Readers of “Autobiography of Dying” may disagree. I’ve read a lot of books on dying, some more profound, but this one does something to domesticate death, to tame it to the point we can at least look at it.

Mr. Hanlan was a professor of social work. He perceives the big picture of his situation and is able to shape the shapeless.

Some of his recommendations are brilliant, e.g. medical people should be “trained for uncertainty,” like dying that can be treated only with spontaneous sympathy and compassion. His diagnosis of “the unrewarding patient” (a patient who ….) is incisive.

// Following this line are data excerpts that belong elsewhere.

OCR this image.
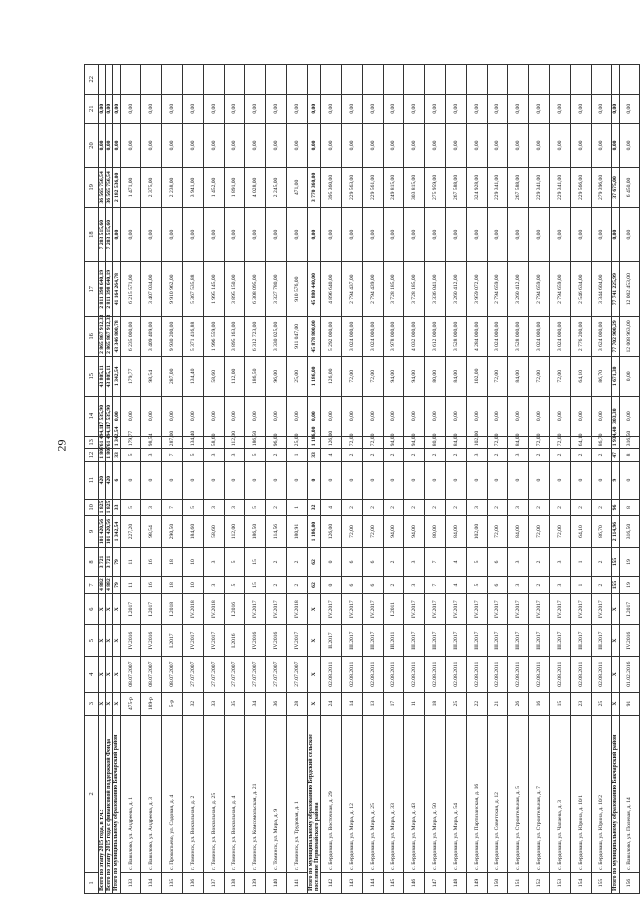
29
1	2	3	4	5	6	7	8	9	10	11	12	13	14	15	16	17	18	19	20	21	22
Всего по этапу 2015 года, в т.ч.:		Х	Х	Х	Х	4 882	3 721	101 420,56	1 825	420	1 807	61 494,11	17 535,90	43 805,11	2 865 867 912,33	2 811 398 640,19	7 203 515,60	36 565 756,54	0,00	0,00	
Всего по этапу 2015 года с финансовой поддержкой Фонда		Х	Х	Х	Х	4 882	3 721	101 420,56	1 825	420	1 807	61 494,11	17 535,90	43 805,11	2 865 867 912,33	2 811 398 640,19	7 203 515,60	36 565 756,54	0,00	0,00	
Итого по муниципальному образованию Бакчарский район		Х	Х	Х	Х	79	79	1 342,54	33	6	33	1 342,54	0,00	1 342,54	43 346 800,78	41 164 264,78	0,00	2 182 536,00	0,00	0,00	
133	с. Вавилово, ул. Андреева, д. 1	475-р	08.07.2007	IV.2016	I.2017	11	11	227,20	5	0	5	179,77	0,00	179,77	6 235 000,00	6 215 571,00	0,00	1 471,00	0,00	0,00	
134	с. Вавилово, ул. Андреева, д. 3	189-р	08.07.2007	IV.2016	I.2017	16	16	98,54	3	0	3	98,54	0,00	98,54	3 409 409,00	3 407 034,00	0,00	2 375,00	0,00	0,00	
135	с. Прокопьево, ул. Садовая, д. 4	5-р	08.07.2007	I.2017	I.2018	18	18	290,50	7	0	7	287,00	0,00	287,00	9 930 200,00	9 910 962,00	0,00	2 238,00	0,00	0,00	
136	г. Томинск, ул. Вокзальная, д. 2	32	27.07.2007	IV.2017	IV.2018	10	10	184,60	5	0	5	134,40	0,00	134,40	5 371 416,88	5 367 535,88	0,00	3 941,00	0,00	0,00	
137	г. Томинск, ул. Вокзальная, д. 25	33	27.07.2007	IV.2017	IV.2018	3	3	58,60	3	0	3	58,60	0,00	58,60	1 996 559,00	1 995 145,00	0,00	1 452,00	0,00	0,00	
138	г. Томинск, ул. Вокзальная, д. 4	35	27.07.2007	I.2016	I.2016	5	5	112,00	3	0	3	112,00	0,00	112,00	3 895 163,00	3 895 150,00	0,00	1 891,00	0,00	0,00	
139	г. Томинск, ул. Комсомольская, д. 21	34	27.07.2007	IV.2016	IV.2017	15	15	186,50	5	0	5	186,50	0,00	186,50	6 312 723,00	6 308 095,00	0,00	4 028,00	0,00	0,00	
140	с. Томинск, ул. Мира, д. 9	36	27.07.2007	IV.2016	IV.2017	2	2	114,56	2	0	2	96,00	0,00	96,00	3 330 025,00	3 327 780,00	0,00	2 245,00	0,00	0,00	
141	г. Томинск, ул. Трудовая, д. 1	28	27.07.2007	IV.2017	IV.2018	2	2	180,91	1	0	1	25,00	0,00	25,00	911 047,00	910 576,00	0,00	471,00	0,00	0,00	
Итого по муниципальному образованию Бердский сельское поселение Первомайского района		Х	Х	Х	Х	62	62	1 186,00	32	0	33	1 186,00	0,00	1 186,00	45 878 800,00	45 880 440,00	0,00	3 770 360,00	0,00	0,00	
142	с. Бердоваш, ул. Восточная, д. 29	24	02.08.2011	II.2017	IV.2017	0	0	126,00	4	0	4	126,00	0,00	126,00	5 292 000,00	4 896 640,00	0,00	395 360,00	0,00	0,00	
143	с. Бердоваш, ул. Мира, д. 12	14	02.08.2011	III.2017	IV.2017	6	6	72,00	2	0	2	72,00	0,00	72,00	3 024 000,00	2 794 437,00	0,00	229 563,00	0,00	0,00	
144	с. Бердоваш, ул. Мира, д. 25	13	02.08.2011	III.2017	IV.2017	6	6	72,00	2	0	2	72,00	0,00	72,00	3 024 000,00	2 794 439,00	0,00	229 561,00	0,00	0,00	
145	с. Бердоваш, ул. Мира, д. 33	17	02.08.2011	III.2011	I.2011	2	2	94,00	2	0	2	94,00	0,00	94,00	3 978 000,00	3 728 185,00	0,00	249 815,00	0,00	0,00	
146	с. Бердоваш, ул. Мира, д. 43	11	02.08.2011	III.2017	IV.2017	3	3	94,00	2	0	2	94,00	0,00	94,00	4 032 000,00	3 728 185,00	0,00	303 815,00	0,00	0,00	
147	с. Бердоваш, ул. Мира, д. 50	18	02.08.2011	III.2017	IV.2017	7	7	80,00	2	0	2	80,00	0,00	80,00	3 612 000,00	3 336 041,00	0,00	275 959,00	0,00	0,00	
148	с. Бердоваш, ул. Мира, д. 54	25	02.08.2011	III.2017	IV.2017	4	4	84,00	2	0	2	84,00	0,00	84,00	3 528 000,00	3 260 412,00	0,00	267 588,00	0,00	0,00	
149	с. Бердоваш, ул. Партизанская, д. 16	22	02.08.2011	III.2017	IV.2017	5	5	102,00	3	0	3	102,00	0,00	102,00	4 284 000,00	3 959 072,00	0,00	324 928,00	0,00	0,00	
150	с. Бердоваш, ул. Советская, д. 12	21	02.08.2011	III.2017	IV.2017	6	6	72,00	2	0	2	72,00	0,00	72,00	3 024 000,00	2 794 659,00	0,00	229 341,00	0,00	0,00	
151	с. Бердоваш, ул. Строительная, д. 5	26	02.08.2011	III.2017	IV.2017	3	3	84,00	3	0	3	84,00	0,00	84,00	3 528 000,00	3 260 412,00	0,00	267 588,00	0,00	0,00	
152	с. Бердоваш, ул. Строительная, д. 7	16	02.08.2011	III.2017	IV.2017	2	2	72,00	2	0	2	72,00	0,00	72,00	3 024 000,00	2 794 659,00	0,00	229 341,00	0,00	0,00	
153	с. Бердоваш, ул. Чапаева, д. 3	15	02.08.2011	III.2017	IV.2017	3	3	72,00	2	0	2	72,00	0,00	72,00	3 024 000,00	2 794 659,00	0,00	229 341,00	0,00	0,00	
154	с. Бердоваш, ул. Юрина, д. 10/1	23	02.08.2011	III.2017	IV.2017	1	1	64,10	2	0	2	64,10	0,00	64,10	2 776 200,00	2 546 634,00	0,00	229 566,00	0,00	0,00	
155	с. Бердоваш, ул. Юрина, д. 10/2	25	02.08.2011	III.2017	IV.2017	2	2	86,70	2	0	2	86,70	0,00	86,70	3 624 000,00	3 344 604,00	0,00	279 396,00	0,00	0,00	
Итого по муниципальному образованию Бакчарский район		Х	Х	Х	Х	155	155	2 114,96	96	9	47	1 934,40	303,30	1 671,30	77 702 900,29	77 741 225,99	0,00	37 675,00	0,00	0,00	
156	с. Вавилово, ул. Полевая, д. 14	91	01.02.2016	IV.2016	I.2017	19	19	316,50	8	0	8	316,50	0,00	0,00	12 008 963,00	12 002 453,00	0,00	6 450,00	0,00	0,00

His criticism of some of the ideas of Elisabeth Kubler‐Ross is right on.

Mr. Hanlan’s words are moving such as when he observes, “the psychological preparations for dying are not very different from the psychological preparations for living.” Or when he says, “dying did not bring me any new truths, but it did deepen the old ones.”

Mr. Hanlan died in 1973, at the age of 48. In the end he suggested it comes down to this: “Dying is lonely. You want all humanity to drop what they are doing and come to see you off, like friends seeing you off on a boat or a train.”

But even if they could, you would still have to make the trip by yourself.

Two thumbs up for this jewel of a read.